Friday, April 08, 2016

Gujarat land acquisition amendments "undermine" communities' right to participate in consultation: Amnesty

By Our Representative
Amnesty International, one of the most influential human rights organization, has taken strong exception to the amendments passed by the Gujarat government to land acquisition laws, saying they “undermine the rights of communities to participation and genuine consultation.”
Pointing out that these amendments would “contribute to forced evictions”, Amnesty in a statement issued on Friday has said that the Gujarat amendments “fall short of national and international standards related to consulting communities and conducting impact assessments.”
Amnesty quotes a minister in the Gujarat government as telling journalists, “Through this bill, we are doing away with the social impact assessment clause, as it consumes a lot of time.”
The Gujarat legislative assembly passed the Right to Fair Compensation and Transparency in Land Acquisition, Rehabilitation and Resettlement (Gujarat Amendment) Bill, 2016 in its just-concluded session.
The Bill, currently pending before the Gujarat governor for a nod, was passed amidst opposition by the Congress and independent farmers' organization, Jameen Adhikar Andolan Gujarat (JAAG).
“These amendments mirror the controversial land acquisition bill that was rejected last year, following wide-scale protests by farmers, opposition parties and civil society,” Amnesy quotes Tara Rao, Programmes Director of its Indian branch as saying.

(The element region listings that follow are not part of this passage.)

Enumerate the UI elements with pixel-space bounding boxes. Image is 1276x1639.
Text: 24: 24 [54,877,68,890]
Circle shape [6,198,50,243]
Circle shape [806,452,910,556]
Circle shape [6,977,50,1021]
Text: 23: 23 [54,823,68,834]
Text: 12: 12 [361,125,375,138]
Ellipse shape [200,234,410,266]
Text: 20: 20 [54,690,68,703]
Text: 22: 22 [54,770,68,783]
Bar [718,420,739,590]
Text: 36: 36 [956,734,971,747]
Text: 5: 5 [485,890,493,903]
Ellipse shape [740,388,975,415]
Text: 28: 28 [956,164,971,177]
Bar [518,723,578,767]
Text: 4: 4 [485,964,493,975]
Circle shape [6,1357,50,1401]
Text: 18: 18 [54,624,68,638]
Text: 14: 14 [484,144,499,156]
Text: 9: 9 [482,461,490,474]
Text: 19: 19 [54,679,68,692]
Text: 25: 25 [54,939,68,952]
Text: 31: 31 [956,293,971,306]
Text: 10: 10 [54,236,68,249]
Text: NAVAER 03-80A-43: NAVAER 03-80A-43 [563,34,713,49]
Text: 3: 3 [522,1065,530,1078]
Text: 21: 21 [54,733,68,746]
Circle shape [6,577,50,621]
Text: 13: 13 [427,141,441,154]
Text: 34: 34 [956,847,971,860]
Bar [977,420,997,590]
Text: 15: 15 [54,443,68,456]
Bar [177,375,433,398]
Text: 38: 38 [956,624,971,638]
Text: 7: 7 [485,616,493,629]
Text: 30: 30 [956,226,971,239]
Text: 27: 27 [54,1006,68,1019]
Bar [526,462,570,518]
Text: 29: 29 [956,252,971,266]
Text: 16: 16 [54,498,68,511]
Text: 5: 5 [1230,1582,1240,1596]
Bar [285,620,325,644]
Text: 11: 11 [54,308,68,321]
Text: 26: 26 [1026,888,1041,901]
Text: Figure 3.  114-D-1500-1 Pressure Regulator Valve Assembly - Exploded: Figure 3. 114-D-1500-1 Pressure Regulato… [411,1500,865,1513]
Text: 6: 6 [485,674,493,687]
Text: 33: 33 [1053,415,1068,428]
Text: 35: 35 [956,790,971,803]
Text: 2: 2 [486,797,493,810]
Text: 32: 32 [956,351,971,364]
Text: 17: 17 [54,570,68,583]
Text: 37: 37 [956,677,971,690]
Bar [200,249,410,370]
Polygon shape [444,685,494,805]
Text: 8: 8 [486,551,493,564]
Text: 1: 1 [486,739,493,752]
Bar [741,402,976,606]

“The safeguards in the central land acquisition law must not be weakened”, Amnesty demands, adding, “The Gujarat government says it is attempting to promote industrial development, but a model that finds human rights a time-consuming hindrance must be questioned.”
Amnesty recalls, “The central Right to Fair Compensation and Transparency in Land Acquisition, Rehabilitation and Resettlement Act, which came into force in January 2014, states that the consent of 70 per cent of families is mandatory where land is sought to be acquired for public-private partnership projects, and 80 per cent for private projects.”
It adds, “It also requires a social impact assessment team to determine whether a project will serve a ‘public purpose’ through a detailed cost-benefit analysis.”
However, Amnesty regrets, “The amendments passed by the Gujarat assembly remove the requirement for seeking the consent of affected families for a range of projects, including those relating to defence and national security, rural infrastructure, affordable housing, industrial corridors, and infrastructure projects.”
“The amendments also exempt these projects from having to go through a social impact assessment – a study by independent experts to map a project’s impact on people’s lands and livelihoods in consultation with affected communities”, Amnesty notes.
It comments, “Without a social impact assessment, rehabilitation and compensation measures are likely to be flawed and inadequate. Exempting projects from these assessments can deprive communities of the opportunity to be consulted on decisions that have far-reaching social and economic impacts on them.”
“The Gujarat government, through its amendments, has in effect created its own definition of public purpose. The government must withdraw these amendments, which jeopardize the human rights of millions”, it adds.